DeWine to speak today on virus pace

Ohio passes 6K cases in 1 day

Ohio Gov. Mike DeWine did not have a coronavirus briefing Tuesday, but is expected to host one at 5:30 p.m. today, on the heels of yet another record-setting day for new COVID-19 infections reported in the state.

New cases reported Tuesday shot up to 6,508, surpassing 6,000 cases in one day for the first time, according to the Ohio Department of Health. The number is thousands more than the 21-day average of 3,612, calculated using data from the last three weeks.

The uptick in cases is reflected in new cases reported Tuesday in the Mahoning Valley, where Mahoning County reported 112 new cases and Trumbull County reported 123 new cases. Columbiana County posted 32 new cases.

There were 23 new deaths reported statewide, but no deaths were reported in the Valley since Monday, when Trumbull County reported two new deaths, bringing the total to 139.

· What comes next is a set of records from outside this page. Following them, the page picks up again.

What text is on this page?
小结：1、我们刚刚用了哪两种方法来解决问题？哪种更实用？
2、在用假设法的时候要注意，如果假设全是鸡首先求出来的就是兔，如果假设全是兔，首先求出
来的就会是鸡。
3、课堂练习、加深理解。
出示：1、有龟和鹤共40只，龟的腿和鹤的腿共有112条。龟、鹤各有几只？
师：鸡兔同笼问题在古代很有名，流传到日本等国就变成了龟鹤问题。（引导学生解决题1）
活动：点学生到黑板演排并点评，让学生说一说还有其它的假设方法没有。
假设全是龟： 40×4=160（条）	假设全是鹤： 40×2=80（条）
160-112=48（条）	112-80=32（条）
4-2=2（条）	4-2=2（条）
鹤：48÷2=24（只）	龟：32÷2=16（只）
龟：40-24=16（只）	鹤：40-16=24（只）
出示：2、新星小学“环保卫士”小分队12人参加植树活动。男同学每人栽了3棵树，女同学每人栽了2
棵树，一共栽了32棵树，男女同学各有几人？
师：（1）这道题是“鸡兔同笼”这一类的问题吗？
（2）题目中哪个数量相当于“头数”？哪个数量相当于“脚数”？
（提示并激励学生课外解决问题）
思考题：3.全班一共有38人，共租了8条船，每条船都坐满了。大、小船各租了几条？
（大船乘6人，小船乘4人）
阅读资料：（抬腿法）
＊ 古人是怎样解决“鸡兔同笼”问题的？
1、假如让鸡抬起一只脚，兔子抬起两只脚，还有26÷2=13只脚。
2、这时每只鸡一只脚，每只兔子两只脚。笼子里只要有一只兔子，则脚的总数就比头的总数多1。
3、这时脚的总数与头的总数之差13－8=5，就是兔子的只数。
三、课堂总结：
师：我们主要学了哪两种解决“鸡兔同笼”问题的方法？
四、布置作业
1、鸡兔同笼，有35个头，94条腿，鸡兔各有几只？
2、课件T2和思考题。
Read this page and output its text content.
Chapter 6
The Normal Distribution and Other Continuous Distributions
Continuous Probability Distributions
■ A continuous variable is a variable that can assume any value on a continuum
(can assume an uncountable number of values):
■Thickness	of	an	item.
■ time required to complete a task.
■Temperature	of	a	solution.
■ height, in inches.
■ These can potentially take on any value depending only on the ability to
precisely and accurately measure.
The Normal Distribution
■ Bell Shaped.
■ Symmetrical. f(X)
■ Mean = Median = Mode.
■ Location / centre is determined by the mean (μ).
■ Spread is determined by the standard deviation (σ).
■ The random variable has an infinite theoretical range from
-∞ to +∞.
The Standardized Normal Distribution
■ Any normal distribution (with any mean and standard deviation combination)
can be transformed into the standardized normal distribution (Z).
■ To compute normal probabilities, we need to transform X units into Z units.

Hospitalizations reported by the state caused by COVID-19 went up to 386 on Tuesday, nearly 200 more than the 174 daily average over the past three weeks.

DeWine today is expected to discuss the “critical stage” the state has reached battling COVID-19, and the “impact on Ohio moving forward.”

Trumbull and Mahoning counties are at Level 3, red, in the state’s public health advisory system, the second-highest level. Both counties and Columbiana County, which is at Level 2, are considered high-spread counties because there are more than 100 cases per 100,000 people. The state updates the advisory system every Thursday.

Among the Trumbull County numbers are two staff members at Niles Middle School who have tested positive for COVID-19.

According to the school district website, as of Nov. 8, the latest numbers, the middle school had no positive student cases. The two positive staff cases there mark the first time the building had any positives, both for staff or students.

Superintendent Ann Marie Thigpen said the middle school will be remote learning until Nov. 24 — the beginning of Thanksgiving break.

“The reason for the closure was due to the number of confirmed cases and the number of those waiting for test results,” Thigpen said.

She said the plan is to go back to hybrid learning after the break. Hybrid learning staggers the day students attend classrooms.

The only school in the district to have current student cases is the primary school, with one case, according to the district’s COVID-19 dashboard.